The London based Human Rights group Amnesty International (AI)has submitted two reports on Sri Lanka to the UN Human Rights Council.
One report has been submitted for the June session of the UN Human Rights Council and the other for the October/November periodic review on Sri Lanka at the Council.
In the report for the Universal Periodic Review AI notes that the government has yet to repeal the anti-terrorism legislation which is used to justify abusive detention practices and yet to introduce witness protection legislation to address the general lack of accountability for human rights violations. Moreover, the government has not taken any measures to strengthen the capacity and ensure the independence of the National Human Rights Commission, adding to the culture of impunity in the country.

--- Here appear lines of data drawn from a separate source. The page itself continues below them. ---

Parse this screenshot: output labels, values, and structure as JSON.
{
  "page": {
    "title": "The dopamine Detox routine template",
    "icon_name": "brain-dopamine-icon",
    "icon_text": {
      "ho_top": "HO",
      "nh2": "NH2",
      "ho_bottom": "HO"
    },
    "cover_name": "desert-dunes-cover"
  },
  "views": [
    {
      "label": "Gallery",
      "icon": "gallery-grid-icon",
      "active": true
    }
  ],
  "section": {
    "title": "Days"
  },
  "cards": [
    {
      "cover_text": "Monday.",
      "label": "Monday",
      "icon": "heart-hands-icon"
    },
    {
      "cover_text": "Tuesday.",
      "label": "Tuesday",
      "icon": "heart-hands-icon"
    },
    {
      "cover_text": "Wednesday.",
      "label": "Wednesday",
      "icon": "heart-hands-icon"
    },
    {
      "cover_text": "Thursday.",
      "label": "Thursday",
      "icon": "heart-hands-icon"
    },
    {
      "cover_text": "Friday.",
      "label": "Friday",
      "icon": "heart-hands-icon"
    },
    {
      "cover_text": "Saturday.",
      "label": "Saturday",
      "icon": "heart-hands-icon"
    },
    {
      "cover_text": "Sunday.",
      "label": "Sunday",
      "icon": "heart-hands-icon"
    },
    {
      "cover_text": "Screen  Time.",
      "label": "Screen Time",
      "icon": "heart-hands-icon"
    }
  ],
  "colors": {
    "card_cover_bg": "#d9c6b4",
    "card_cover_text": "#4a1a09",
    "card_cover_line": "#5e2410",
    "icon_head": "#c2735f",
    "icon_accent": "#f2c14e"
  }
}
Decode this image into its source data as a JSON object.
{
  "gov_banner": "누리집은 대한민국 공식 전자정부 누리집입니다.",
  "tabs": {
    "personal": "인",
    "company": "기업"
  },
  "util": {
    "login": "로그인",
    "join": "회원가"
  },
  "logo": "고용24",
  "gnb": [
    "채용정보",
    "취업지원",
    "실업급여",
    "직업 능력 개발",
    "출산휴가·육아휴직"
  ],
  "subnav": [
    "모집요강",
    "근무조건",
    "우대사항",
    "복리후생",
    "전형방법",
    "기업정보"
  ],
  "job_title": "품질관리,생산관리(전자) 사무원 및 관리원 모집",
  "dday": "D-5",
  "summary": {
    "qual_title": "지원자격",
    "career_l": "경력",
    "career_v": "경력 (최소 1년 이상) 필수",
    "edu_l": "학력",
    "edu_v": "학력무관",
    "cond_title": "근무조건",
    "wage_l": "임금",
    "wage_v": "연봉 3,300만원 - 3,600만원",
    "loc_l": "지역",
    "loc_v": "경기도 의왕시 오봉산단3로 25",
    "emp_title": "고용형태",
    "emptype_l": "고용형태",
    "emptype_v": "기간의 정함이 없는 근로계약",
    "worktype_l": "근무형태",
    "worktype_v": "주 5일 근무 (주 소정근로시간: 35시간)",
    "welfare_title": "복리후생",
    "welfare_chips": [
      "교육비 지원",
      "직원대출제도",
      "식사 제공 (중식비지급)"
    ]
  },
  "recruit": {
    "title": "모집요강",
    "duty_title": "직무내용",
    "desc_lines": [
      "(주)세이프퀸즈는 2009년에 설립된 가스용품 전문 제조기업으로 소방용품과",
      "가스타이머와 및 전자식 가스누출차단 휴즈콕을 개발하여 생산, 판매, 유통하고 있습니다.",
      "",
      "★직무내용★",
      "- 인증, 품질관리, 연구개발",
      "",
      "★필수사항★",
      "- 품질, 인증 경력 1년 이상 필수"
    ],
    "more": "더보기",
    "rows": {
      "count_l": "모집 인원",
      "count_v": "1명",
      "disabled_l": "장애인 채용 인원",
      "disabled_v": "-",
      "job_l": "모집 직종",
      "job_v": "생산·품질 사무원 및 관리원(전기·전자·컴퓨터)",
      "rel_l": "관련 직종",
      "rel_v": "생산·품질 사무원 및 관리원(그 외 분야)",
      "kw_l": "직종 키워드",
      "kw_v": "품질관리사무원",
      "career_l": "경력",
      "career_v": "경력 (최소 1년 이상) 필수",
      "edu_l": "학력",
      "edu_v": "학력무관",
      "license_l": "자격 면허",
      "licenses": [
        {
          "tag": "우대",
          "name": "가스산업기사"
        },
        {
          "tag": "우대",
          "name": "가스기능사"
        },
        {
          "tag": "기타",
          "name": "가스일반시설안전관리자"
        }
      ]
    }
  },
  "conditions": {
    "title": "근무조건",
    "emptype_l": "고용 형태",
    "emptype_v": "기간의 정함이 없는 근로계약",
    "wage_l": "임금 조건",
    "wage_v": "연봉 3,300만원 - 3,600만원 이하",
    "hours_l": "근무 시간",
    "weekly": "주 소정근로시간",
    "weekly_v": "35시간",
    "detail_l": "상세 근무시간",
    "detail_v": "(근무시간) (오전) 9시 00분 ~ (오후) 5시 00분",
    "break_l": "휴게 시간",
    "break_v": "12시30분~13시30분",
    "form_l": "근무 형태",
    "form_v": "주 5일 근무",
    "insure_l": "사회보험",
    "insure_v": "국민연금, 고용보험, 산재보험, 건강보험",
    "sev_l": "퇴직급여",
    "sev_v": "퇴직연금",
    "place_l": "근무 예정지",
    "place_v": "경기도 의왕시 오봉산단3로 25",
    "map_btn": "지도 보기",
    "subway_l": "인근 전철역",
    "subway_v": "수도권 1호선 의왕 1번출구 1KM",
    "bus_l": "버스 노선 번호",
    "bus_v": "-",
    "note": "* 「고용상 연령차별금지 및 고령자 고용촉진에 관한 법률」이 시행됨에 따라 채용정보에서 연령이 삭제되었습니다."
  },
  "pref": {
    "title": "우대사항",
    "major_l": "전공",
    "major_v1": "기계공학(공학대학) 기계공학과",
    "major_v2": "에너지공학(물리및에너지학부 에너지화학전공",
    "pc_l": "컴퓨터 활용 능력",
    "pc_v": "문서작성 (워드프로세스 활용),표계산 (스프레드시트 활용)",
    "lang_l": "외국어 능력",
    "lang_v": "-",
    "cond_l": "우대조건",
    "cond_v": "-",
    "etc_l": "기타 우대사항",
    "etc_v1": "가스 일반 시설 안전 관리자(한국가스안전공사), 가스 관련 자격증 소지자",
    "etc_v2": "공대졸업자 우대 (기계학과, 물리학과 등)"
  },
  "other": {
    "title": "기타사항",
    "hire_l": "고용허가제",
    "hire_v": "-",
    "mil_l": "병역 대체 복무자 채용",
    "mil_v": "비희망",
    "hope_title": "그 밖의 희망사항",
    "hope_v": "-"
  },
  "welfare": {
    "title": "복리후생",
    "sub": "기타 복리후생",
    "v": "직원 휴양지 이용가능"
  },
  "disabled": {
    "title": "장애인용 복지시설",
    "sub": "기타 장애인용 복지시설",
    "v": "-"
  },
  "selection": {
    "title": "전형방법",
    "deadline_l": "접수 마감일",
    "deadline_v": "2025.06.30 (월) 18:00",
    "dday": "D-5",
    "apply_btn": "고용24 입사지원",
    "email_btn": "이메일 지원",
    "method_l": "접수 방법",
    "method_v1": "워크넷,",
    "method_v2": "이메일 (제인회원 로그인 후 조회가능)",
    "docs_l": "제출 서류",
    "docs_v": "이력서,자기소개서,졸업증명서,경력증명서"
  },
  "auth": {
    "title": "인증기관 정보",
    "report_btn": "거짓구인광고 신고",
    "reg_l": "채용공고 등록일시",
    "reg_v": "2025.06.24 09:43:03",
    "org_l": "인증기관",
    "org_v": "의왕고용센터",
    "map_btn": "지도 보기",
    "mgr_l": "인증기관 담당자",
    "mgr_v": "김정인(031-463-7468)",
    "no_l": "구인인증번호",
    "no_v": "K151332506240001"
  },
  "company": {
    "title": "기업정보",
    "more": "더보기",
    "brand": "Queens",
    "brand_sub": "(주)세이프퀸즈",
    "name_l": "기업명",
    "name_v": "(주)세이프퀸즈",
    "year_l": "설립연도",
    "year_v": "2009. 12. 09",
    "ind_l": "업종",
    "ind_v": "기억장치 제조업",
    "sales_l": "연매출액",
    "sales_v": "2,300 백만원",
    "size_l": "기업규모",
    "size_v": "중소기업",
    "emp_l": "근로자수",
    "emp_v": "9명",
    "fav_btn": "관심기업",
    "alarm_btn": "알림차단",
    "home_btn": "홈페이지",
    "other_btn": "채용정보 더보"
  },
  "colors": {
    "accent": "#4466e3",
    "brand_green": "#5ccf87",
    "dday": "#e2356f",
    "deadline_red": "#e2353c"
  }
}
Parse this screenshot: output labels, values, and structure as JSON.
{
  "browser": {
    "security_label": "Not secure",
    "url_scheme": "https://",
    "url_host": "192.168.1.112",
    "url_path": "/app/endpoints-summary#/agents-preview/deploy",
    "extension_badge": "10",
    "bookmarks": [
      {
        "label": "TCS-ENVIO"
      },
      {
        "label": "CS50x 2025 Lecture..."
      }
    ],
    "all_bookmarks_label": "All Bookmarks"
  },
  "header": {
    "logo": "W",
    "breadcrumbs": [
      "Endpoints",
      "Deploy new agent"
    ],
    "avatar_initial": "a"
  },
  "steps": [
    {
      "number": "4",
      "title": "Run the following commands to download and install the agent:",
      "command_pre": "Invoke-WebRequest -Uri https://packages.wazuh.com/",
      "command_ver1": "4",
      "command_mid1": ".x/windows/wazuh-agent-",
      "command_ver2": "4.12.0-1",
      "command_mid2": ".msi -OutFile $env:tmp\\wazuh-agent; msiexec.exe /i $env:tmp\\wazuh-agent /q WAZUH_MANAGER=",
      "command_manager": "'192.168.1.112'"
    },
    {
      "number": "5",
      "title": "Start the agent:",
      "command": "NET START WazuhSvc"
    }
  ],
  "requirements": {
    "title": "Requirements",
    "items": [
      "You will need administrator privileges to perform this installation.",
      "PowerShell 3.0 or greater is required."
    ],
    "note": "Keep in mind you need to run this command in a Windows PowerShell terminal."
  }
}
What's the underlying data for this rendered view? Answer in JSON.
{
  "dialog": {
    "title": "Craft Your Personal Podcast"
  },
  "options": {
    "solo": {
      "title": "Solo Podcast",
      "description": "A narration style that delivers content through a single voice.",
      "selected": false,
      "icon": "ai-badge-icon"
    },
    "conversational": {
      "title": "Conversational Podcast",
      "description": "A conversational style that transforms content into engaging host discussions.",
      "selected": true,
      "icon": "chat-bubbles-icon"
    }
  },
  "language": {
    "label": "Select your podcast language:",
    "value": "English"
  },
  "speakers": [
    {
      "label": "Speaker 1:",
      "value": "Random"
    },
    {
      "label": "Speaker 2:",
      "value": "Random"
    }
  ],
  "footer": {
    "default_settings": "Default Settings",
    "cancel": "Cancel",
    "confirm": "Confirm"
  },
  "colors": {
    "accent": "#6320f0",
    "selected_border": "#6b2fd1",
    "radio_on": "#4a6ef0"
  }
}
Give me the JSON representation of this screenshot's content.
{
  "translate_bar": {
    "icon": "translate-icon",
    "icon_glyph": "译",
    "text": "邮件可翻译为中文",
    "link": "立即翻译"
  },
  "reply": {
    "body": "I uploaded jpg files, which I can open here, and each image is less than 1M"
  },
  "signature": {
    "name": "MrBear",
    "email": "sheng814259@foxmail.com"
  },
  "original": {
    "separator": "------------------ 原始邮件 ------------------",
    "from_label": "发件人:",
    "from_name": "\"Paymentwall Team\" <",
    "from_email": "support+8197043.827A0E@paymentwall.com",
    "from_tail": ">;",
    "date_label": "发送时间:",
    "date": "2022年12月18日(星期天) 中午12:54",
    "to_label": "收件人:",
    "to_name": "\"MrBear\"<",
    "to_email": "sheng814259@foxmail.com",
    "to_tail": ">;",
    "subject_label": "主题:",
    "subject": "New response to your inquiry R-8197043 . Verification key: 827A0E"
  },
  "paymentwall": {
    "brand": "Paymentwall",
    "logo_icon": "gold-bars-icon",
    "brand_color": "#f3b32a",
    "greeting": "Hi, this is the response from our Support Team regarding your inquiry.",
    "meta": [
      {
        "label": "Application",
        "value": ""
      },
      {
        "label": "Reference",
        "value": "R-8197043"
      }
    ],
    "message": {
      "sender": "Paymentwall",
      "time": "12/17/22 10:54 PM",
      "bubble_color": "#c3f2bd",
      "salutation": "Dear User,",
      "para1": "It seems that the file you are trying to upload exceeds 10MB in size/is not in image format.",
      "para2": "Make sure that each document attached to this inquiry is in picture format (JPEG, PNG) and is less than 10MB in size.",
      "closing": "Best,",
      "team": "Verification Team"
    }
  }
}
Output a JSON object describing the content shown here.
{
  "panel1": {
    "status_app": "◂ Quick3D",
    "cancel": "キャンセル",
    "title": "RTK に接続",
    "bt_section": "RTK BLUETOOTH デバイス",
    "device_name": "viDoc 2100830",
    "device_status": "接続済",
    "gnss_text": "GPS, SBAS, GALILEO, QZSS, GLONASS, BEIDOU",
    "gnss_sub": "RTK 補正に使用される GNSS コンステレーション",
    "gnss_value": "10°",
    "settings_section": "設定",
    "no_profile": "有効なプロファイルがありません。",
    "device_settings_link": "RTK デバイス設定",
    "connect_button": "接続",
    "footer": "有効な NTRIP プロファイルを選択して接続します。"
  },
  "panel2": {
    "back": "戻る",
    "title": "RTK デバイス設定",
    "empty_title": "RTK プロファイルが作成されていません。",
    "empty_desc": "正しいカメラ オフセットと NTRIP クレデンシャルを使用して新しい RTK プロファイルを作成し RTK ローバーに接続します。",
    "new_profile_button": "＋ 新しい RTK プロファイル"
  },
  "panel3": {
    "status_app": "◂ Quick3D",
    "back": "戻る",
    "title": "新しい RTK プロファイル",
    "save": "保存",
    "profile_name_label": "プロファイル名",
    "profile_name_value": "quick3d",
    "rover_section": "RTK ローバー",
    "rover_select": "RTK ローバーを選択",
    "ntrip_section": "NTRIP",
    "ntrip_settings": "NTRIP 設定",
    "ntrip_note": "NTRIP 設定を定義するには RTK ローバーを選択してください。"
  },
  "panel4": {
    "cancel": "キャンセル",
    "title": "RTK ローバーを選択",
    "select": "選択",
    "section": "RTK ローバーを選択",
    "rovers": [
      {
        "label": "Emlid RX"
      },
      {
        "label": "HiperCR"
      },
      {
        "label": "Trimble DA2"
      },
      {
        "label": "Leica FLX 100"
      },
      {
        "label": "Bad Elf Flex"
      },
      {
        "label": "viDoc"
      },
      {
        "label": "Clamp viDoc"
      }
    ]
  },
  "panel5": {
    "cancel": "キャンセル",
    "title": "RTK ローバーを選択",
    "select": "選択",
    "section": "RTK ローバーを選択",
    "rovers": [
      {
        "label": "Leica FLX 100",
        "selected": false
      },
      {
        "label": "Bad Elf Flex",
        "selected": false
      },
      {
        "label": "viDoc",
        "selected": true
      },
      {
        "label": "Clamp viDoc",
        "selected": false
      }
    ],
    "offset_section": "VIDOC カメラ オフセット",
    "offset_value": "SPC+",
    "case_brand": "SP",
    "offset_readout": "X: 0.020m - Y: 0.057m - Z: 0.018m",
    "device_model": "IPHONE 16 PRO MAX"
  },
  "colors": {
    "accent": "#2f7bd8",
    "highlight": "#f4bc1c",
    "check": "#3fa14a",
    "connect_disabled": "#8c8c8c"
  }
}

Amnesty International is also concerned at the ongoing use of arbitrary detention as a tool of law enforcement targeting members of armed groups, political opponents and journalists. Amnesty International continues to receive reports of cases of enforced disappearance, torture and ill-treatment and extrajudicial execution and the failure of the authorities to investigate and punish the perpetrators of such gross human rights violations.
Amnesty International says it continues to receive reports from survivors that torture and other cruel inhuman and degrading treatment or punishment of detainees remain common and widespread in Sri Lanka despite laws that prohibit torture and ill-treatment. Legal and procedural shortcomings contribute to this failure, as does the lack of political will on the part of the authorities to eradicate the use of torture and other ill-treatment and to bring those responsible to justice in fair trials. During the previous review, Sri Lanka supported a recommendation to implement the recommendations of the Special Rapporteur on torture after his mission to Sri Lanka in October 2007.
These included legal and practical reform aimed at preventing torture and ill-treatment, investigating and prosecuting such complaints and caring for victims, Amnesty said.
In the report to the June Human Rights Council session AI says the UN must be prepared to act independently to end the cycle of impunity in Sri Lanka if the Government of Sri Lanka fails to do so.
“To date, Sri Lanka has not demonstrated that it has either the capacity or the political will to adequately account for alleged war crimes committed in the last stages of the armed conflict with the LTTE,” Amnesty said.
Amnesty International remains convinced that only an impartial international investigation into allegations of crimes under international law committed by both sides in the country’s armed conflict will do that.